US: Woman Charged with Defrauding FEMA of $156M
The U.S. Department of Justice (DOJ) indicted Monday a woman for allegedly defrauding the Federal Emergency Management Agency (FEMA) of US$156 million by falsely claiming to have provided 30 million meals to Puerto Rico in the aftermath of Hurricane Maria in 2017.
Tiffany Brown, 43, of Atlanta, Georgia, allegedly accepted a contract to deliver humanitarian aid to Hurricane Maria’s victims in the form 30 million self-heating meals. However, she allegedly billed the disaster relief agency with falsified documentation after failing to fulfill her end of the agreement.
In September 2017, Hurricane Maria, then classified as a Category 4 hurricane, made landfall and struck the island of Puerto Rico.
A Category 4 storm carries winds as strong as 156 mph and can cause catastrophic damage to even the sturdiest of homes and critical infrastructure sites. By the time the dust had settled, the hurricane over Puerto Rico had progressed to a Category 5—the most dangerous classification—which all but guaranteed the storm would leave nothing but total destruction in its wake.
It became known as the worst natural disaster in the island’s history, leaving thousands dead and inflicting more than $90 billion in damages to the affected areas.
Shortly after the storm hit, FEMA solicited vendors to provide 40 million self-heating meals to the island’s inhabitants so that they could eat without needing electricity or water to prepare them.
Brown and her company, Tribute Contracting LLC, proposed to FEMA that they could put together the necessary resources to deliver a quarter of the emergency response meals. This would be accomplished, she said, by utilizing enough staff to man 210 trucks that could meet the people’s needs day and night as the storm raged on, according to the DOJ.
Although she lacked the logistics needed to accomplish this, she soon after doubled down and allegedly made false claims that her core suppliers could now guarantee the delivery of a million self-heating meals a day for 30 days starting Oct. 7, 2017.
In reality, however, Brown had neither obtained the meals nor coordinated with any shipping companies to deliver them. Nonetheless, on Oct. 3, FEMA awarded Brown and her company the contract, worth $155,982,000.
“Fraudsters looking to profit off of individuals who are already suffering from the impact of a natural disaster is an appalling and inexcusable crime,” said Keri Farley, Special Agent in Charge of FBI Atlanta.
Despite the fact that the self-heating meals were not delivered to Puerto Rico, whose people were in desperate need of humanitarian aid, Brown submitted invoices to the disaster relief agency to request payment for the services she had failed to render.
These bills of lading—documents issued to acknowledge receipt of cargo for shipment—concerned the delivery of 50,000 meals that were not self-heating and therefore useless to the island’s inhabitants who lacked water and electricity.

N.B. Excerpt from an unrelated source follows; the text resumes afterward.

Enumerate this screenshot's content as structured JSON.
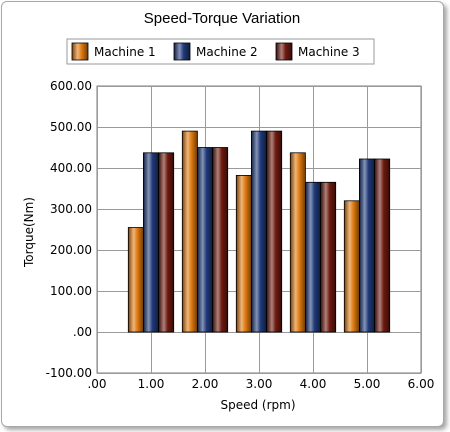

Brown ultimately failed to deliver a single self-heating meal, as set out in the FEMA contract, according to the DOJ.
Even after the contract was terminated on Oct. 19, she continued to submit invoices requesting payment for services that were never rendered. She now stands accused of multiple counts of major disaster fraud, theft of government funds, and money laundering.
“It is unconscionable that Brown would exploit the disaster that Hurricane Maria wrought on Puerto Rico,” said U.S. Attorney Ryan K. Buchanan, who also noted that blame for the debacle lay equally with the federal government for not living up to its responsibilities during such an unprecedented disaster.
Both FEMA and the DOJ declined to comment when asked what verification measures the government had taken to ensure that Brown and her company in fact possessed the logistics necessary to fulfill such a vital contract before rewarding it to them.